Ugly food is the produce that does not meet the commercial 'cosmetic' standards of the present-day shopper: carrots that are too oddly shaped, apples with a couple of brown spots, twisted cucumbers, watermelons with a web of yellow veins showing at the bottom - you know, the type of produce you are tempted to discard at the grocery store because it looks somewhat defective.
Up to 40% of produce in the United States (and about a third of the global produce production) goes to waste because people have gotten used to perfect shapes and refuse to buy ugly. The losses are statistically more significant in the category of fruit and vegetables, where 45% go to waste globally.

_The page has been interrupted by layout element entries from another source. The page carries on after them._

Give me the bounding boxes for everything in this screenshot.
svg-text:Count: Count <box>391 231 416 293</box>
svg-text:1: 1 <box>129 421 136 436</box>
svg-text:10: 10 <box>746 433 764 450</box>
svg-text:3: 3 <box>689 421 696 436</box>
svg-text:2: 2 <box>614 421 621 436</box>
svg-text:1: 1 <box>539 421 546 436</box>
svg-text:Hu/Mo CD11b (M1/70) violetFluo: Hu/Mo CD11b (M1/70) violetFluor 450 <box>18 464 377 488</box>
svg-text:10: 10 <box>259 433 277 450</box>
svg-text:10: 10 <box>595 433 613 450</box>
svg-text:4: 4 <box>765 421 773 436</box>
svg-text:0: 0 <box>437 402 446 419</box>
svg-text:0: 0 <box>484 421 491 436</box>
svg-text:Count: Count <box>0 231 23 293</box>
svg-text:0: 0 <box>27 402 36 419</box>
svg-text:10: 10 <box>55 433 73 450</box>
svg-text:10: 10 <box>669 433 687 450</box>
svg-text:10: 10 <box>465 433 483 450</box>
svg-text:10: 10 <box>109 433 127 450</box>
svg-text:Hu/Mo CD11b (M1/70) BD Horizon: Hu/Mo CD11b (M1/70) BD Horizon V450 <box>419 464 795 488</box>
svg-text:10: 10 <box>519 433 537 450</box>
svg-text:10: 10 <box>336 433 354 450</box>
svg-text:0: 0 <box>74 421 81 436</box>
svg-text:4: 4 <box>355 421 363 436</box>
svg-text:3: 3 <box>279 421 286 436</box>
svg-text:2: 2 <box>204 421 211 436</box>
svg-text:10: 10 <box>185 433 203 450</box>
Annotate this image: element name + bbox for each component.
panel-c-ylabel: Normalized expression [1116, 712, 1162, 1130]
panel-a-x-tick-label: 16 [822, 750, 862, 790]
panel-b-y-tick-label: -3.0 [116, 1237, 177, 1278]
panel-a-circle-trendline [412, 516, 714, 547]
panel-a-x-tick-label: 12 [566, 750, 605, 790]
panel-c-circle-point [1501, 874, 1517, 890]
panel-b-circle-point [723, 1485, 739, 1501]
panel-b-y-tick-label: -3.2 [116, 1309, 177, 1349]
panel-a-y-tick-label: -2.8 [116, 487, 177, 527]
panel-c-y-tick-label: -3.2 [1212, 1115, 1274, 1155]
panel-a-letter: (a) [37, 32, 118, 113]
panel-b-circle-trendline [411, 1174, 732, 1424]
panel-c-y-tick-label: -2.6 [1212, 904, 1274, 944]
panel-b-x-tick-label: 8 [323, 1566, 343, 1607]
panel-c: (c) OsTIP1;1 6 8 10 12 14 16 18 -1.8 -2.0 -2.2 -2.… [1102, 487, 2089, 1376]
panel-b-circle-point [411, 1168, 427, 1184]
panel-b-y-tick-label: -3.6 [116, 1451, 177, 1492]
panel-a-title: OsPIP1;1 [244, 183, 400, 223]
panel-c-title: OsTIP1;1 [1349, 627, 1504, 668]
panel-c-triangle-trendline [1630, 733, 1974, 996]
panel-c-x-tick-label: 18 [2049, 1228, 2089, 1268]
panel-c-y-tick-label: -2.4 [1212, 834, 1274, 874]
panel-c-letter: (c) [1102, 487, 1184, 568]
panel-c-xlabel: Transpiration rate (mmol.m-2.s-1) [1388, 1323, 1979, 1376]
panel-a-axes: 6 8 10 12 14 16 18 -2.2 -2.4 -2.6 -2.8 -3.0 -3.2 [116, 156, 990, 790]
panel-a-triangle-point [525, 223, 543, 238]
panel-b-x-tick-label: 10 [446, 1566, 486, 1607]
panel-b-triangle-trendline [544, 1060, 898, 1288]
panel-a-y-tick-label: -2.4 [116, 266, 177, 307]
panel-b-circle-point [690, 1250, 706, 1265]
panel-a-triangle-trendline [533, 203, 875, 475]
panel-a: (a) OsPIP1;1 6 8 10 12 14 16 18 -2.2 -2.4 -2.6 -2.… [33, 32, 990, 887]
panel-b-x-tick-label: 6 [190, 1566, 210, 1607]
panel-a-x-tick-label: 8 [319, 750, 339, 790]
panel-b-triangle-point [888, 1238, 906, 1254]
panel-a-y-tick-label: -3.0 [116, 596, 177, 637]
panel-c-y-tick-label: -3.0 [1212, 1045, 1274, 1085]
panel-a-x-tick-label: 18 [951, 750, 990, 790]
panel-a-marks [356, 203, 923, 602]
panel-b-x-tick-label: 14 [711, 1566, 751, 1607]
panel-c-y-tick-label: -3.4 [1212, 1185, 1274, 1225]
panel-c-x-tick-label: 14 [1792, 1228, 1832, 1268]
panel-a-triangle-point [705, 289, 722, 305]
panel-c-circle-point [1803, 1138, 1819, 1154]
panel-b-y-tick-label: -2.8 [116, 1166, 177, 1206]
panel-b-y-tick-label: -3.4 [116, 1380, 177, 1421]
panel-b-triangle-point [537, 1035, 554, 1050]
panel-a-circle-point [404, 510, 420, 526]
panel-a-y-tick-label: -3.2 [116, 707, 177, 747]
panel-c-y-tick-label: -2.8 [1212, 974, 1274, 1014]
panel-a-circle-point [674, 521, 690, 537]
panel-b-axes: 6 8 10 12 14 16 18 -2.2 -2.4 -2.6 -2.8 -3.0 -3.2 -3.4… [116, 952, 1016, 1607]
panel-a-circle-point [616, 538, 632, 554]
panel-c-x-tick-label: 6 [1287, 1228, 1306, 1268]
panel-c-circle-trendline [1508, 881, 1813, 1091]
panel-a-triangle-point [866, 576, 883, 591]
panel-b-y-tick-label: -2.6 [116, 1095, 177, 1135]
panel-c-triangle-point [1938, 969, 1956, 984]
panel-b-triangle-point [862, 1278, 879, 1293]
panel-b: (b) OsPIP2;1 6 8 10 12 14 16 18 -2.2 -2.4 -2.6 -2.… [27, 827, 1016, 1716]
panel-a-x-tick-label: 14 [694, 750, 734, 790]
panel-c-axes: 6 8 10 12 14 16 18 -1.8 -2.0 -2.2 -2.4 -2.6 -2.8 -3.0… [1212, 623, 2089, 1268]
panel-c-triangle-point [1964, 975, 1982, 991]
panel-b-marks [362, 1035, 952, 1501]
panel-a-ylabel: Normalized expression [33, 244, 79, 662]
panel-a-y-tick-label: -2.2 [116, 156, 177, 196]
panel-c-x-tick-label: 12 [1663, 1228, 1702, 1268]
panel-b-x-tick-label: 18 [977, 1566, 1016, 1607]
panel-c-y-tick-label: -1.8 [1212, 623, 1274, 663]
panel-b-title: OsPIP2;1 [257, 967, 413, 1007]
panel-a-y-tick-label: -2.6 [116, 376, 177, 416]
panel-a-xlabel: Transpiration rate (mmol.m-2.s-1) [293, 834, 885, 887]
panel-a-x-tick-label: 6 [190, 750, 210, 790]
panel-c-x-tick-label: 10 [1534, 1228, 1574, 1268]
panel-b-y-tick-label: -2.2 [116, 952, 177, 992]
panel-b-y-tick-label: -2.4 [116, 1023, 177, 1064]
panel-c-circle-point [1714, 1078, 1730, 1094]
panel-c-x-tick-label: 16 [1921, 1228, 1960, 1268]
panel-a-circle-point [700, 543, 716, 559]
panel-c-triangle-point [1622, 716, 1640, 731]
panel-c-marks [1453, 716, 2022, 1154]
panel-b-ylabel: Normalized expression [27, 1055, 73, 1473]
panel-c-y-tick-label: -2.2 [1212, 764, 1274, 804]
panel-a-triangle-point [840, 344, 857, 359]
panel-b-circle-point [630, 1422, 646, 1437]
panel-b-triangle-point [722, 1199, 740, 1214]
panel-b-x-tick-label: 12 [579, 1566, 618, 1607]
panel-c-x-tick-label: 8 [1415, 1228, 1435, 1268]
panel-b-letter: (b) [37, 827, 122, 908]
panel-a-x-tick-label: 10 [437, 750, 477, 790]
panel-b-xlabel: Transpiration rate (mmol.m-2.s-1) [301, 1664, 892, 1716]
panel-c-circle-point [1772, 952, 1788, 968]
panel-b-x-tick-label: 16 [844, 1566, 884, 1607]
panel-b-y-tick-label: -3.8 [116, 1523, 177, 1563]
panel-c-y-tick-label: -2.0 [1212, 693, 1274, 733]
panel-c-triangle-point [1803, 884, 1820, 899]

However, ask yourself: is ugly food bad?
On the contrary. Its ugliness comes from the fact that it's natural, and nature is, well, imperfect. Be suspicious of the wax-like perfection of a round green apple and be more accepting of the imperfect shape that comes with natural growth. Imperfection often stems from the produce's fight for survival and is thought to signal produce that is more nutritious, sweeter, richer in antioxidants and generally healthier than pesticide-laden, perfect-looking fruit. In fact, research indicates that the stress of fighting environmental attacks makes the produce altogether better for you.
When 50 million Americans are facing hunger, you would think the first step to deal with that problem would be to cut down food waste. However, that is nearly impossible at an individual level, since supermarkets and grocery stores usually dismiss ugly food outright, without offering customers the possibility to buy them at lower price tags.
The movement to bring ugly food to the consumer is now gaining some momentum, given the disturbing statistics we see on how food waste might affect our future. The food that is not consumed goes to a landfill, where it constitutes the single largest waste product. (Add in the pollution and financial costs caused by transportation to the landfill.) Once there, food waste rots and creates methane, a highly noxious greenhouse gas, leading to another disturbing figure: food waste accounts for about 8% of global climate pollution.
Not only is ugly food often the sign of a more natural growth process, but buying and consuming it in large quantities would solve, at least in part, the huge environmental problem of food waste that looms large in our future - and it would help reduce world hunger. Also, reducing pollution by cutting down food waste is good for your pocket, too: ugly produce is significantly cheaper than blemish-free food.